Aim: To determine the incidence and distribution of lower limb venous thrombosis diagnosed by duplex ultrasonography, including calf exploration, after total hip or knee replacement or hip fracture, and to compare them with the venographic results reported by recent randomized control trials testing new antithrombotic drugs.
Patients and methods: From January 2001 to December 2009, 30,510 standardized report forms incremented a database from which files corresponding to major orthopaedic surgery were selected: 1652 after total hip replacement (THR), 1440 after total knee replacement (TKR) and 2889 after hip fracture (HF). Base-line characteristics, incidence and anatomic distribution of venous thrombosis were analysed in the three populations.
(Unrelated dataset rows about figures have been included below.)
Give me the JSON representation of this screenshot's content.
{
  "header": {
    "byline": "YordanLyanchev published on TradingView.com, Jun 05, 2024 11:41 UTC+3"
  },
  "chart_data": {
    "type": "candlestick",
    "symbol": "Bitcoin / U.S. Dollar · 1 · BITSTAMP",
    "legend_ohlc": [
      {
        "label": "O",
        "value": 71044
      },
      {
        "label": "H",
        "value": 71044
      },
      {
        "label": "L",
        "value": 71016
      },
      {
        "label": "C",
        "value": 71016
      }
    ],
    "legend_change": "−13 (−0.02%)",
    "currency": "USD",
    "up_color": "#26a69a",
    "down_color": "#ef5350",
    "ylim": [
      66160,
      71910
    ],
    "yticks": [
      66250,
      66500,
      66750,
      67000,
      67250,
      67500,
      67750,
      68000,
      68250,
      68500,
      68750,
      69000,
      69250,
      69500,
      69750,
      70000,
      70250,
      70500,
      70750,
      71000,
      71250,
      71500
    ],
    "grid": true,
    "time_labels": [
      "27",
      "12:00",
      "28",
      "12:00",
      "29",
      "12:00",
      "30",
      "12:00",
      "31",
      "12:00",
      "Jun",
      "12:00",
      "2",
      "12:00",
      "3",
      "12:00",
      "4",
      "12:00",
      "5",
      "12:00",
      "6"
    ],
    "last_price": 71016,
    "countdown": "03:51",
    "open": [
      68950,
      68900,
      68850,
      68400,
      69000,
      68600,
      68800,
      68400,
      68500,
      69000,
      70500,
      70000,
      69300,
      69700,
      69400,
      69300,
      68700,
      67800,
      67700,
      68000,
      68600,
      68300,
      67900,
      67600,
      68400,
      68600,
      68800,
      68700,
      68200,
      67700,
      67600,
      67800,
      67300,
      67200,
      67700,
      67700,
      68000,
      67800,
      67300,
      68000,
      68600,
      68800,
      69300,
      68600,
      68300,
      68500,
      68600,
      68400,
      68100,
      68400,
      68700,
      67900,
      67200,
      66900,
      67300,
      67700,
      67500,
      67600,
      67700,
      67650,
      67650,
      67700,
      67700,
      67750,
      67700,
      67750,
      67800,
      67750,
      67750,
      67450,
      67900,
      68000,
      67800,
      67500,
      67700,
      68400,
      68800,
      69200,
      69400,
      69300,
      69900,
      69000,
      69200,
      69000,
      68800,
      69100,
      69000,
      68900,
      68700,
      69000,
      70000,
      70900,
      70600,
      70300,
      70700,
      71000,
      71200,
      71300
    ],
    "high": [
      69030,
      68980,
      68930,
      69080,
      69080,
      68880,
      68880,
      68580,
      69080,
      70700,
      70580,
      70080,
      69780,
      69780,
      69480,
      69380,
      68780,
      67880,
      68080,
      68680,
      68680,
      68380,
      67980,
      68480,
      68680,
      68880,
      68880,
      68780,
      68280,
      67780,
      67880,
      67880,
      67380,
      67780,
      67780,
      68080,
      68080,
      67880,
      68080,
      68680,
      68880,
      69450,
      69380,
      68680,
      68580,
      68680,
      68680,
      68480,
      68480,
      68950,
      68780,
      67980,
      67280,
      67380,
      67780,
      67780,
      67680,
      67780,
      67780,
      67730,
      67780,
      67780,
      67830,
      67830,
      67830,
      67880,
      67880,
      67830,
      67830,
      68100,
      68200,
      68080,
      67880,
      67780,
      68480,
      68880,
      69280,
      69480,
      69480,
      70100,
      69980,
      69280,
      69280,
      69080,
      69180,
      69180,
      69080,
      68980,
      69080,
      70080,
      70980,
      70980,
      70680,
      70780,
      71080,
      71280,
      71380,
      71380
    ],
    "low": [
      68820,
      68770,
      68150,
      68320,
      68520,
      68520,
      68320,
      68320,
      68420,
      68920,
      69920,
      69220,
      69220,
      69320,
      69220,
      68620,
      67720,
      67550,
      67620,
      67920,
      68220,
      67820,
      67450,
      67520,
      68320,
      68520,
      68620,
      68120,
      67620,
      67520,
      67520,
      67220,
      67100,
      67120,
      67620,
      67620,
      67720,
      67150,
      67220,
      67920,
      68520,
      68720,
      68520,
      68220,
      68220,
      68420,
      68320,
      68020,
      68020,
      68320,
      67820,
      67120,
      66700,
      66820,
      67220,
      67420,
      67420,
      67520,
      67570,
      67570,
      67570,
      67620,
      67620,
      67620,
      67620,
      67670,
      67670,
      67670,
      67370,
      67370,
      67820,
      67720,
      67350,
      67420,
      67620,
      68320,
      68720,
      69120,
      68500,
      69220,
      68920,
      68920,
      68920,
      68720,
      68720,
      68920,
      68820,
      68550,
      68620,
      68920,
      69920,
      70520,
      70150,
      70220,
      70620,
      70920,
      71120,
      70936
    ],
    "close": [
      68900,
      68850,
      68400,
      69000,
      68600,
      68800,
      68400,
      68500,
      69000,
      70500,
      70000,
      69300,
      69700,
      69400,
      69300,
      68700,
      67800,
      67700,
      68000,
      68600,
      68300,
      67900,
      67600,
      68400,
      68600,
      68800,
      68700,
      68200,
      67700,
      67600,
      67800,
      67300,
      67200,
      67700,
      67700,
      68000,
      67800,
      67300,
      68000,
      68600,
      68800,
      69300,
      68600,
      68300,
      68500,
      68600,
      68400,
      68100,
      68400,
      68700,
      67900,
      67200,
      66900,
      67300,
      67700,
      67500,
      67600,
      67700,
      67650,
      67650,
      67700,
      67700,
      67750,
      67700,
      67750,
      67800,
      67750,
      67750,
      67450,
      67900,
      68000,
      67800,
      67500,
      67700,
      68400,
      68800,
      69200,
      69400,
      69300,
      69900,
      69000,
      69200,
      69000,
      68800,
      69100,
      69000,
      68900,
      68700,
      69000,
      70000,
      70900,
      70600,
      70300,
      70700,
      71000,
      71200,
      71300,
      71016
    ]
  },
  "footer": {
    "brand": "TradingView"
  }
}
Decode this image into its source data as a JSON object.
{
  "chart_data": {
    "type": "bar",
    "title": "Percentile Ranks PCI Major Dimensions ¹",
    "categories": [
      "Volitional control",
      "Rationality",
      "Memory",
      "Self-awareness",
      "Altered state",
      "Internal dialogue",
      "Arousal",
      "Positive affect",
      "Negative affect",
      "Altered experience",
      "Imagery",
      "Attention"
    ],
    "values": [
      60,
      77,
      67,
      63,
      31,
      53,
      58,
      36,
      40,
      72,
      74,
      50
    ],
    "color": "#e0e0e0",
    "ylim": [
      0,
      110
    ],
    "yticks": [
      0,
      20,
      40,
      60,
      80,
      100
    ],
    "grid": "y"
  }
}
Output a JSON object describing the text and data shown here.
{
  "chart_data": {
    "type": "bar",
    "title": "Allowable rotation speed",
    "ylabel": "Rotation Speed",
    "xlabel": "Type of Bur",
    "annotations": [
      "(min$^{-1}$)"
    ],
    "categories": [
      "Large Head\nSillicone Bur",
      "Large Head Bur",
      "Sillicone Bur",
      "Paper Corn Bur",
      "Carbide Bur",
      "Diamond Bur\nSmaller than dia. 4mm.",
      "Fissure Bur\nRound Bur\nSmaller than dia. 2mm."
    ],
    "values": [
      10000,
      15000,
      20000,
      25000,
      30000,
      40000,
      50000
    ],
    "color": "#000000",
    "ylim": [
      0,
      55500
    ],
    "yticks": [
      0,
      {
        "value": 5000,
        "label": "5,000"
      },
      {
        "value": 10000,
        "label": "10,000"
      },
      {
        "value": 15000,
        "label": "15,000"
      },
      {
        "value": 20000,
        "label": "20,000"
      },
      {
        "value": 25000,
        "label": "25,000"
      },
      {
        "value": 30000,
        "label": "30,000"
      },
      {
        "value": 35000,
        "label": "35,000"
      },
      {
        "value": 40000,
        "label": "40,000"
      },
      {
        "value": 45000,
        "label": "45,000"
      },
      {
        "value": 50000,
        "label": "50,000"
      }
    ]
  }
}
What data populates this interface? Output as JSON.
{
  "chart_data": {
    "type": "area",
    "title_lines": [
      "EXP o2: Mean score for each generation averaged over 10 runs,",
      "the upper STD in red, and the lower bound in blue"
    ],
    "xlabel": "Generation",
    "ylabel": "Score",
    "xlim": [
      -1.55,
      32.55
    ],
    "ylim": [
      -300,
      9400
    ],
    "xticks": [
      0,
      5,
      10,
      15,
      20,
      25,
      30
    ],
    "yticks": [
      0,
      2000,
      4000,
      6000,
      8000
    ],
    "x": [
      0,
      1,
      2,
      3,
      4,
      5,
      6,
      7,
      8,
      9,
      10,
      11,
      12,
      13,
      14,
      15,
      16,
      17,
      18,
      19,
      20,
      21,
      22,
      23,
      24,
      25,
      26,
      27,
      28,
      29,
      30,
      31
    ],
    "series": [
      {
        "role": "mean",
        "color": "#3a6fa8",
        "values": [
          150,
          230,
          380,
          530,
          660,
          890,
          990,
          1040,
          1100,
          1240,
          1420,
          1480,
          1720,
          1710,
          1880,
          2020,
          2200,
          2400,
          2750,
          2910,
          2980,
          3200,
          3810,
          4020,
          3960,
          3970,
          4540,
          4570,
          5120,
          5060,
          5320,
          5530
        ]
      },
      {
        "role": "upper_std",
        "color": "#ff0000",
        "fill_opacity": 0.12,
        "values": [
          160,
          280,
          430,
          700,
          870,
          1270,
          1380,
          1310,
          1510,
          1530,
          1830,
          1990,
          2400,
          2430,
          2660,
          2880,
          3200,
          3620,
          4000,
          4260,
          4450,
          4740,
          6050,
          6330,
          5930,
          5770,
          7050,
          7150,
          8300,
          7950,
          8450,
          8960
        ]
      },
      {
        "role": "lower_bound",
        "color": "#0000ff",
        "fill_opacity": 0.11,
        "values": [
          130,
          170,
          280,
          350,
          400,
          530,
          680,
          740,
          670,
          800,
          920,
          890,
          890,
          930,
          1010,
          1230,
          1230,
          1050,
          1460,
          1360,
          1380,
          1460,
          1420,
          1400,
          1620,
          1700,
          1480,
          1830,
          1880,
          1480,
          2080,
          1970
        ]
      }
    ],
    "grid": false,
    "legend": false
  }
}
Results: Systematic screening was applied for 95.1% of the exams (n=5689). Incidence of total and proximal venous thrombosis was, respectively, 27.8% (n=460) and 2.8% (n=46) for THR, 32.5% (n=939) and 4.4% (n=126) for HF, and 50.3% (n=724) and 3.8% (n=55) for TKR. Venous thrombosis was distal in 89.3% (n=1896). More than half (n=1014) of distal venous thromboses were strictly muscular soleal locations. Ilio-caval thrombosis incidence was 0.18% (n=11), and superficial venous thrombosis incidence was 1.5% (n=89).
Conclusion: This study shows that incidence and distribution of venous thromboses diagnosed with a complete and standardized duplex ultrasonographic screening are very close to the rates published with venographic screening in recent trials.